Is that honest enough for you?
pitofguilt: (52 when you go away)

[personal profile] pitofguilt 2022-12-07 09:28 pm (UTC)(link)
[ It's clear what he means by the gesture, and she has to admit that there's something... nice, about when he's with someone. With her. It only happened once, and it wasn't her choice, but it ended up being okay. Strange, but okay.

So, with a shaky breath, she reaches out and takes his mask. ]
pitofguilt: (25 all styles of heresy)

[personal profile] pitofguilt 2022-12-07 09:55 pm (UTC)(link)
[ Intimate and dark and... safe. She's not alone in the darkness. ]

Okay, but you need to stop doing that. [ She puts a hand on her nose. Sorry about the tingly prickling sensation from when she's close to crying, though. At least she's smiling a little?

Standing is weird when the feeling in one leg cuts off at the knee, but she can still judge how her balance is.

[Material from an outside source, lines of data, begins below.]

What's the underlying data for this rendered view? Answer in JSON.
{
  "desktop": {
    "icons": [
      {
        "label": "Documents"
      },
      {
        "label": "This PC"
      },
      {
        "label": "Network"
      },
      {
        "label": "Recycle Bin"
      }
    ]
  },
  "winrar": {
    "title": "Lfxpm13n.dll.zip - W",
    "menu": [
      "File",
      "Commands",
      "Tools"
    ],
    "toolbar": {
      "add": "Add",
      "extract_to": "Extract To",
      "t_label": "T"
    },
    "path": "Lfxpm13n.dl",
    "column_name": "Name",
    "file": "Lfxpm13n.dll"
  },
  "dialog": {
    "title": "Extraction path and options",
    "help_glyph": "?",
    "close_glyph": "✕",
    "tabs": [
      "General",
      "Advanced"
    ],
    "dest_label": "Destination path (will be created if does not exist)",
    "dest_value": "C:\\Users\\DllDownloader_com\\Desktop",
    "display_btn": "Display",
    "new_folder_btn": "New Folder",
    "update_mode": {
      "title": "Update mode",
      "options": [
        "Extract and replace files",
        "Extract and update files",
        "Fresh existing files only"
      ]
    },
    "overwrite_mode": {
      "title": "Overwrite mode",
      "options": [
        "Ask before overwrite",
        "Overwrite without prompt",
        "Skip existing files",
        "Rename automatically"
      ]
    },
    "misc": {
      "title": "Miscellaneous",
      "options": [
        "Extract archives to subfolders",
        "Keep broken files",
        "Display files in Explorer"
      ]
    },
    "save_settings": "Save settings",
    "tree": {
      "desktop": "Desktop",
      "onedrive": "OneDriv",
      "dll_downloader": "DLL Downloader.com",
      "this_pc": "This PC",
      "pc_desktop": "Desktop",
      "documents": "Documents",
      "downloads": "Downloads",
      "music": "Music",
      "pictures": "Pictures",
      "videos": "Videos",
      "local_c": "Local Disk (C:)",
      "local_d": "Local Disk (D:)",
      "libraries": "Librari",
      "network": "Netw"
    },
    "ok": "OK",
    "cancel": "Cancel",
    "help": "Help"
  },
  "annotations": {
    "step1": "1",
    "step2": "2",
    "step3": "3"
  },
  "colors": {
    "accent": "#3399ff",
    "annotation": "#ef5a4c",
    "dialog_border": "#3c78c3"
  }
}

After a few steps (just getting up from the chair, stepping around it, and pushing it back in) she's almost used to it. ]


Okay. Let's go lie down.
pitofguilt: (61 i'll wear a shield)

[personal profile] pitofguilt 2022-12-08 12:00 am (UTC)(link)
[ Noses are weird, now that she thinks about it. Why do they have to protrude the way they do? Plenty of mammals get by without that.

Okay. Two feet to her right to get around the table. She takes it slow, keeping a hand on the table so she's oriented as she moves. Once she's sure the table is clear, she starts carefully walking back to the bedroom. The dishes can wait. She doesn't want him to leave, she realizes, his mask still held firmly in one hand. ]


It's in your best interest not to let me hit my shins on anything. Hurts like hell.
pitofguilt: (46 the day is done)

[personal profile] pitofguilt 2022-12-08 12:38 am (UTC)(link)
[ She puts the mask against her upper arm, lets it go one finger at a time, and... there it stays.

Then it's easy, a few more steps so she's sitting on the bed. She takes off her shoes and lies down on her side, relaxing as she exhales. ]


Have you ever felt tired? Not physically, obviously.
pitofguilt: (69 on a windowpane)

[personal profile] pitofguilt 2022-12-08 01:08 am (UTC)(link)
That's what I meant when I said I'm tired. I haven't been through what you and Arthur have, but...

[ She shrugs one shoulder. ]

This is actually pretty nice. Lot less depressing than lying around with the tv on to try and drown everything out.
pitofguilt: (08 one more doubt)

[personal profile] pitofguilt 2022-12-08 01:36 am (UTC)(link)
[ Not nearly as bad as it's been for Arthur, so her response to that is another shrug. At least John can comfort Arthur like this-- god. After this, Natalie will get her sight back, but Arthur is blind even without John. And she shot him. Fuck. She really went for a low blow, didn't she. ]

You don't have to leave Arthur if you're with him when I ask.

[ Not "if" but "when." She's already sure she'll ask.

...she can't remember the last time someone read to her. ]


Ywah. Sure. Which book?
pitofguilt: (86 and the daylight fades)

[personal profile] pitofguilt 2022-12-08 04:11 pm (UTC)(link)
Yeah, that works. Where'd you leave it?